2 thoughts on “Concert Review: Jeebus Brought the Awesome to Albany

  1. Hello Eric,
    I am am relatively new album critic writing reviews for a website. It’s strictly volunteer, unpaid; it’s not a job. I recently met an artist I had reviewed after their show. They had invited me to say Hi after the show for which I was on the list, so I did. It was no big deal, but it felt really creepy, almost sickening. I concluded maybe it was best not to talk to these people in person.
    It makes sense that anonymity affords one to write whatever the hell they want without warm, human emotions as a result of facetime and interactions competing with doing the job. But don’t these interactions foster a kind of community, potentially even friendships, that make the job and the world nicer for all parties? Regardless, would you recommend critics “never, ever, ever [identify themselves to musicians in the market, since it is easier to be a critic when no one knows who they are]”?
    Thanks for your opinion and for your work.


    • Hey Charles,

      It was a different time and I was in a different place then. My “day job” was actually with a secretive government agency, so it was sort of preferable for me to compartmentalize and move in the music world with a bit of stealth. (My publisher/editor knew me, of course, but beyond that, I was pretty low key). And, of course, it was also before the world of social media and the web was barely a thing yet (though I was on it from the git-go), so it was MUCH easier to be a critic without having your persona out and loud in public. My other observation at the time in the market where I was working was that there were a small group of folks who were musicians in the market, and critics in the market, and were also involved with booking shows in the market. To me, that made a lot of what they did somewhat suspect . . . whenever they played, they got great reviews (some were, indeed, great . . . but some were NOT), so that made me feel that they were just being sucked up to, so that they would not retaliate by not booking other artists, or offering vengeful reviews of their own. (I saw those things happen, more than once). So I tried to only do one of those things at at time . . . when I started booking and hosting a television show, I stopped writing paid reviews for the newspaper, and when I later began booking a venue, I stopped playing AND reviewing.

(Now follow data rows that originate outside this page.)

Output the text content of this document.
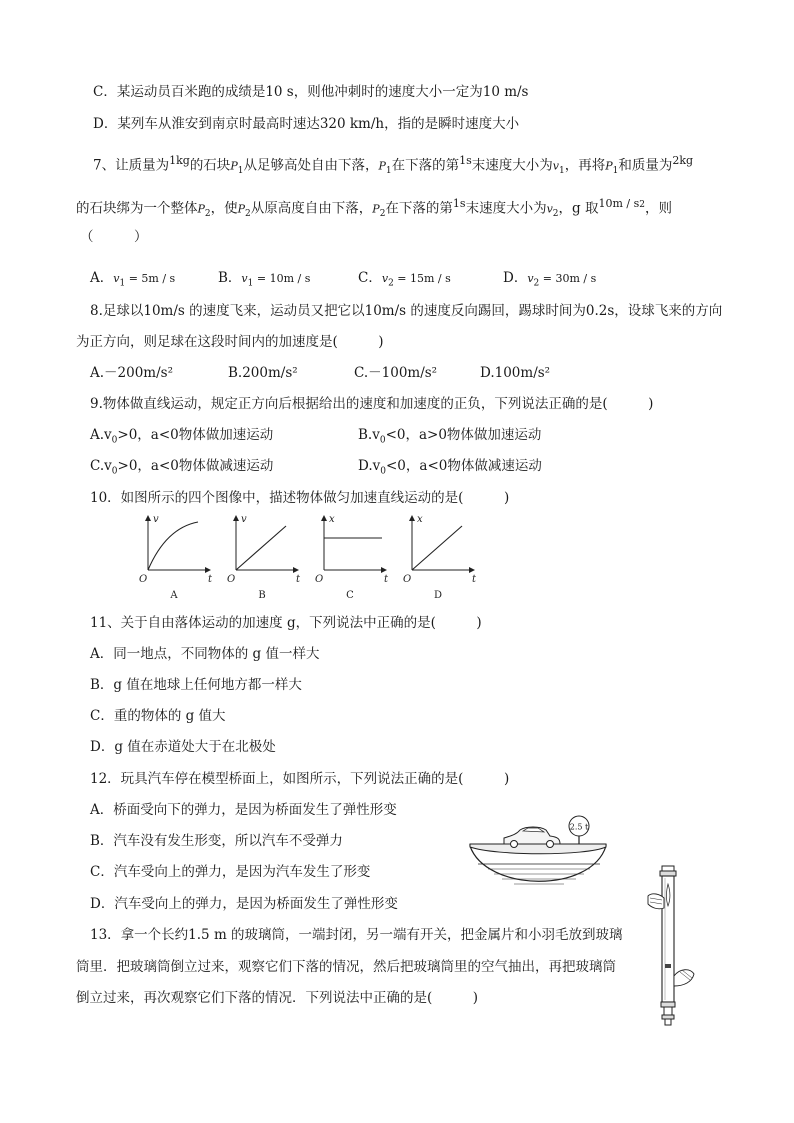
C．某运动员百米跑的成绩是10 s，则他冲刺时的速度大小一定为10 m/s
D．某列车从淮安到南京时最高时速达320 km/h，指的是瞬时速度大小
7、让质量为$^{1kg}$的石块$P_1$从足够高处自由下落，$P_1$在下落的第$^{1s}$末速度大小为$v_1$，再将$P_1$和质量为$^{2kg}$
的石块绑为一个整体$P_2$，使$P_2$从原高度自由下落，$P_2$在下落的第$^{1s}$末速度大小为$v_2$，g 取$^{10m / s2}$，则
（　　　）
A．$v_1 = 5m / s$	B．$v_1 = 10m / s$	C．$v_2 = 15m / s$	D．$v_2 = 30m / s$
8.足球以10m/s 的速度飞来，运动员又把它以10m/s 的速度反向踢回，踢球时间为0.2s，设球飞来的方向
为正方向，则足球在这段时间内的加速度是(　　　)
A.－200m/s²	B.200m/s²	C.－100m/s²	D.100m/s²
9.物体做直线运动，规定正方向后根据给出的速度和加速度的正负，下列说法正确的是(　　　)
$A.v_0>0$，a<0物体做加速运动	$B.v_0<0$，a>0物体做加速运动
$C.v_0>0$，a<0物体做减速运动	$D.v_0<0$，a<0物体做减速运动
10．如图所示的四个图像中，描述物体做匀加速直线运动的是(　　　)
v
t
O
A
v
t
O
B
x
t
O
C
x
t
O
D
11、关于自由落体运动的加速度 g，下列说法中正确的是(　　　)
A．同一地点，不同物体的 g 值一样大
B．g 值在地球上任何地方都一样大
C．重的物体的 g 值大
D．g 值在赤道处大于在北极处
12．玩具汽车停在模型桥面上，如图所示，下列说法正确的是(　　　)
A．桥面受向下的弹力，是因为桥面发生了弹性形变
B．汽车没有发生形变，所以汽车不受弹力
C．汽车受向上的弹力，是因为汽车发生了形变
D．汽车受向上的弹力，是因为桥面发生了弹性形变
2.5 t
13．拿一个长约1.5 m 的玻璃筒，一端封闭，另一端有开关，把金属片和小羽毛放到玻璃
筒里．把玻璃筒倒立过来，观察它们下落的情况，然后把玻璃筒里的空气抽出，再把玻璃筒
倒立过来，再次观察它们下落的情况．下列说法中正确的是(　　　)
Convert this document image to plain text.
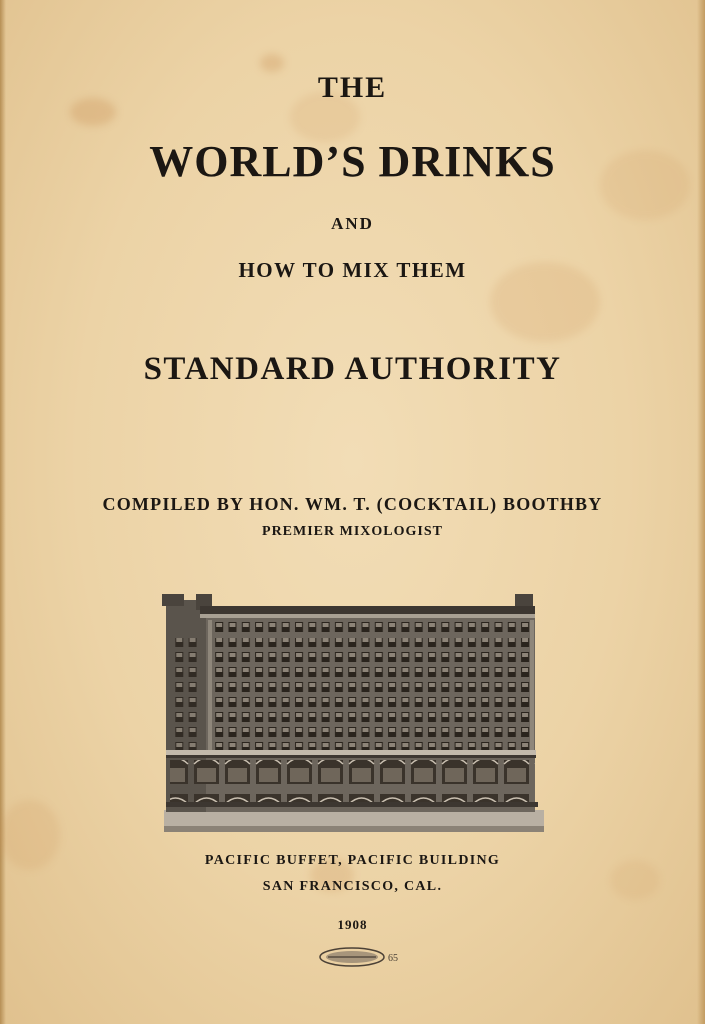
THE
WORLD’S DRINKS
AND
HOW TO MIX THEM
STANDARD AUTHORITY
COMPILED BY HON. WM. T. (COCKTAIL) BOOTHBY
PREMIER MIXOLOGIST
PACIFIC BUFFET, PACIFIC BUILDING
SAN FRANCISCO, CAL.
1908
65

      But, all of that being said . . . I was an active member of that music community for nearly 20 years in a variety of capacities, and I did get to know a ton of folks, many of whom I still count as dear friends, so, yes, that sense of community was important and valuable. I’m not sure that my sort of idealized version of the role of the critic would be manageable in this modern world, in terms of how reviews happen and are shared. In the early 1990s, you couldn’t look at my byline, Google “J. Eric Smith,” and find anything you wanted to know about what I looked like, where I lived, where I worked, etc. So it was easier to move about quietly then. There is one other negative factor about engaging with the musicians you review and write: sometimes they are great folks, and it’s a pleasure to meet them. Other times, uhhhh . . . not. And it can sully your appreciation for someone’s work to have them be a loathsome tool in person. I actually wrote a novel that went into depth on these issues (among other things), and I had posted a fragment that covered some of these points on this website a while back. It’s here, if you want more of my musings on the topic:

      Thanks for checking in, and for making the effort to review music . . . I think it’s important, whether done as a volunteer or as a staff member somewhere!!